O Chile é um país importante representado na Bienal, precisamente porque nessa conjuntura e ante tantos anos de ditadura, a arte chilena conseguiu desenvolver uma enorme consciência crítica e estética em torno dos limites da palavra e da imagem: como dizer quando você não pode dizer… e estamos em um contexto em que a liberdade das imagens e das palavras é restrita. Estamos sob uma vigilância que escapa ao mundo da arte ou de agentes políticos específicos, estamos diante de uma sociedade que está disposta a denunciar, filmar… uma quantidade de coisas novas e que a arte não tem todas as ferramentas para levar adiante uma política de dizer “apesar de” …, como Didi-Huberman diz, “imagens, apesar de tudo”. Quando os conceitos parecem completamente opostos e contraproducentes, no entanto, eles continuam sendo articulados. Acho que a arte chilena tem uma tradição complexa de trabalhar sobre dobras, deslizes. Estamos diante de um desafio. Temos de estar muito conscientes de que há uma vigilância extrema. E a questão é como continuar criando sinais que suscitam afeto, pensamento e crítica, mesmo quando há dificuldade em dizer, colocar imagens, porque existem métodos de controle inéditos. É um desafio fazer uma Bienal em um contexto como o contemporâneo.

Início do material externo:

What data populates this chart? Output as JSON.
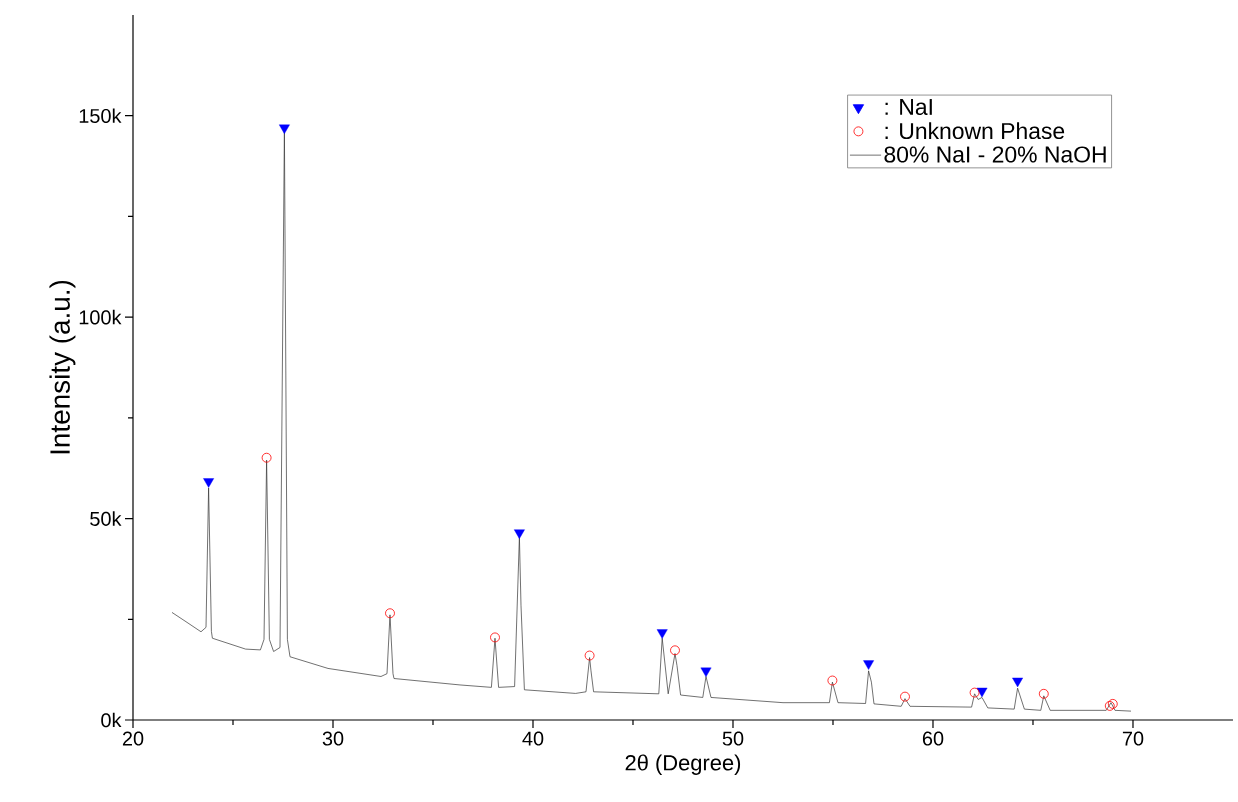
{
  "chart_data": {
    "type": "line",
    "xlabel": "2θ (Degree)",
    "ylabel": "Intensity (a.u.)",
    "xlim": [
      20,
      75
    ],
    "ylim": [
      0,
      175000
    ],
    "xticks": [
      20,
      30,
      40,
      50,
      60,
      70
    ],
    "yticks": [
      {
        "value": 0,
        "label": "0k"
      },
      {
        "value": 50000,
        "label": "50k"
      },
      {
        "value": 100000,
        "label": "100k"
      },
      {
        "value": 150000,
        "label": "150k"
      }
    ],
    "legend": "top right",
    "series": [
      {
        "name": ": NaI",
        "type": "scatter",
        "marker": "triangle",
        "color": "#0000ff",
        "x": [
          23.78,
          27.57,
          39.32,
          46.46,
          48.65,
          56.78,
          62.45,
          64.23
        ],
        "values": [
          59200,
          147000,
          46500,
          21700,
          12200,
          14000,
          7200,
          9700
        ]
      },
      {
        "name": ": Unknown Phase",
        "type": "scatter",
        "marker": "circle",
        "color": "#ff0000",
        "x": [
          26.68,
          32.85,
          38.1,
          42.83,
          47.1,
          54.97,
          58.6,
          62.08,
          65.54,
          68.84,
          68.99
        ],
        "values": [
          65100,
          26500,
          20500,
          16000,
          17300,
          9800,
          5800,
          6800,
          6500,
          3500,
          4000
        ]
      },
      {
        "name": "80% NaI - 20% NaOH",
        "color": "#333333",
        "x": [
          21.95,
          22.65,
          23.4,
          23.65,
          23.78,
          23.92,
          23.97,
          25.63,
          26.37,
          26.55,
          26.68,
          26.82,
          27.03,
          27.35,
          27.57,
          27.72,
          27.85,
          29.75,
          32.4,
          32.7,
          32.85,
          33.0,
          33.05,
          36.35,
          37.92,
          38.1,
          38.28,
          39.08,
          39.32,
          39.4,
          39.57,
          42.13,
          42.65,
          42.83,
          42.9,
          43.03,
          46.29,
          46.46,
          46.76,
          47.1,
          47.2,
          47.38,
          48.49,
          48.65,
          48.9,
          52.5,
          54.82,
          54.97,
          55.25,
          56.63,
          56.78,
          56.92,
          57.05,
          58.41,
          58.6,
          58.85,
          61.93,
          62.08,
          62.26,
          62.45,
          62.74,
          64.06,
          64.23,
          64.57,
          65.39,
          65.54,
          65.86,
          68.66,
          68.9,
          69.1,
          69.9
        ],
        "values": [
          26700,
          24400,
          21900,
          23000,
          57600,
          22000,
          20300,
          17600,
          17400,
          20000,
          64500,
          20000,
          17000,
          18000,
          146500,
          20000,
          15700,
          12800,
          10800,
          11500,
          26100,
          11500,
          10300,
          8700,
          8100,
          20300,
          8100,
          8300,
          45500,
          28500,
          7500,
          6600,
          7000,
          15500,
          12200,
          7000,
          6500,
          20300,
          6500,
          16500,
          13500,
          6200,
          5600,
          10800,
          5600,
          4300,
          4300,
          9400,
          4300,
          4100,
          12200,
          9400,
          4000,
          3400,
          5300,
          3400,
          3200,
          6500,
          5100,
          5600,
          3000,
          2700,
          7900,
          2700,
          2400,
          6000,
          2400,
          2400,
          4300,
          2400,
          2200
        ]
      }
    ]
  }
}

DL: A rede Conceptualismos del Sur lançou uma chamada para projetos gráficos de apoio à causa política do Chile agora. Isso chama para um diálogo com uma produção ativista que se fortalece há cinco anos no Chile e no Brasil…
Bem, acho que a Conceptualismos del Sur está muito associada a um museu que depende da monarquia e do Estado espanhóis, não é? Não podemos esquecer isso. Existem muitas resistências locais que trabalham com pôsteres nas ruas, com ativismo feminista, criação de objetos, bandeiras, conferências, ou seja, de forma muito mais rica que uma iniciativa centralizada que constrói uma plataforma de centralidade. Há uma textura incessante.

DL: Sim, estamos vivendo momentos de convulsão, e a arte responde.
A arte não apenas responde, como também gera a convulsão. Pude observar tantas vezes que a arte produz e funda debates inéditos… uma exposição é um tornado. É uma convulsão de ideias, é uma linguagem que tem especificidade e pode se comunicar e atravessar tensões de maneira única.